Jedem Huhn stehen gerade einmal 800 Quadratzentimeter zur Verfügung, etwa die Deckelgröße eines Aktenordners. Das ist zwar mehr, als bei der seit 2010 verbotenen Haltung in Legebatterien, aber dennoch weit entfernt von einer artgerechten Hühnerhaltung.
Massentierhaltung stoppen
Bis Ende 2025 soll diese Haltung ebenfalls per Gesetz abgeschafft werden, eine Verlängerung dieser Auslauffrist wird in besonderen Härtefällen bis 2028 gewährt. Seit dem Beschluss im Jahr 2015 werden neue Kleingruppenkäfige daher nicht mehr genehmigt. Von Januar bis Dezember 2017 sank die Zahl der Betriebe mit Kleingruppenhaltung jedoch erst von 106 auf 100. Das sind bereits Schritte in die richtige Richtung, allerdings noch keine Meilensteine in Sachen artgerechte Tierhaltung. Das haben sich die folgenden Betriebe und Initiativen ebenfalls gedacht und die Haltung von Geflügel nach eigenen Standards für die Tiere verbessert.
Hühner richtig halten
Wildhühner leben in kleinen Gruppen um einen Hahn zusammen. Sie streifen auf der Futtersuche umher, scharren und picken im Boden nach etwas Essbarem: Würmer und Insekten, Samen, Körner und Knospen. Zum Schlafen flattern die Tiere auf Äste oder andere hohe Sitzgelegenheiten, die sie nachts vor Fressfeinden wie dem Fuchs beschützen. All das ist Teil des natürlichen Verhaltens eines Huhns und es sollte bei einer artgerechten Haltung dieses auch ausleben können. Außerdem muss es für die Hühner eine Möglichkeit geben, Staub- sowie Sandbäder zu nehmen und einen überdachten Außenbereich, damit die Tiere auch bei schlechtem Wetter frische Luft bekommen oder sich vor starker Sonne schützen können.
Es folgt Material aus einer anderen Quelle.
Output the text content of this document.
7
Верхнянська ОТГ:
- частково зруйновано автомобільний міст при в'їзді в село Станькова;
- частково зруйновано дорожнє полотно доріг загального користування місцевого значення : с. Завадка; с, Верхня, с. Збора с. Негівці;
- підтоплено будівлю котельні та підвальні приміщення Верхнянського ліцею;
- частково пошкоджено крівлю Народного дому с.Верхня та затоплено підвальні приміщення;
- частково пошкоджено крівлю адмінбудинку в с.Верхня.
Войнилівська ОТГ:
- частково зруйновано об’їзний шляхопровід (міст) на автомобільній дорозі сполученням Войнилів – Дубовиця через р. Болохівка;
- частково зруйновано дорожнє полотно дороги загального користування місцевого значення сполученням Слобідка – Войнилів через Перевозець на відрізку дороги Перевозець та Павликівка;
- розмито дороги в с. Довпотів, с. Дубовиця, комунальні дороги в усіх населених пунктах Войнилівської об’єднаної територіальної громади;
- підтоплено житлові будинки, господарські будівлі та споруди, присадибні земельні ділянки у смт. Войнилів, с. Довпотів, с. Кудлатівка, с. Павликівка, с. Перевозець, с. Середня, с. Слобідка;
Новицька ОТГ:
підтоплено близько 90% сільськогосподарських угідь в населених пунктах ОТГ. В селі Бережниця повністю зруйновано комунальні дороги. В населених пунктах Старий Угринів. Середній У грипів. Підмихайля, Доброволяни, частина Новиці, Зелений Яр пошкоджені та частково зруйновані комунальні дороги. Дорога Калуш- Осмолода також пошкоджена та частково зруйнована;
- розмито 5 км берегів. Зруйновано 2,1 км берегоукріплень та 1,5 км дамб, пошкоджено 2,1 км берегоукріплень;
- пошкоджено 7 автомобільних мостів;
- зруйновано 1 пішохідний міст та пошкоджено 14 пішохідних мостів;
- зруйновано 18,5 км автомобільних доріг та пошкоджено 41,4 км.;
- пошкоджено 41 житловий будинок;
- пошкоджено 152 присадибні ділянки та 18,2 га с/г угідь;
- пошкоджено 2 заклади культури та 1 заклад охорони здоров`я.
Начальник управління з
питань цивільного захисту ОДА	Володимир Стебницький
Artgerechte Hühnerhaltung erkennen
Am besten ist es, man kauft seine Eier direkt auf einem Hof, auf dem man mit eigenen Augen sehen kann, wie die Hühner dort leben. Allerdings ist das nicht immer möglich. Wer beim Einkauf auf Supermärkte angewiesen ist, kann bei Eiern dennoch einiges beachten: Eier sind immer mit einem Zahlencode bedruckt. Dieser gibt an, wo das Ei herkommt.
Die erste Ziffer gibt die Art des Betriebs an, darauf folgen ein Ländercode und eine Betriebsidentifikationsnummer. Beginnt der Zahlencode auf dem Ei mit einer 0, stammt es aus ökologischer Erzeugung. Zusätzlich können Siegel und Zertifikate helfen, die richtigen Eier zu finden: Bioland, Naturland und Demeter haben beispielsweise strengere Richtlinien, als die EU-Vorgaben für Bioprodukte.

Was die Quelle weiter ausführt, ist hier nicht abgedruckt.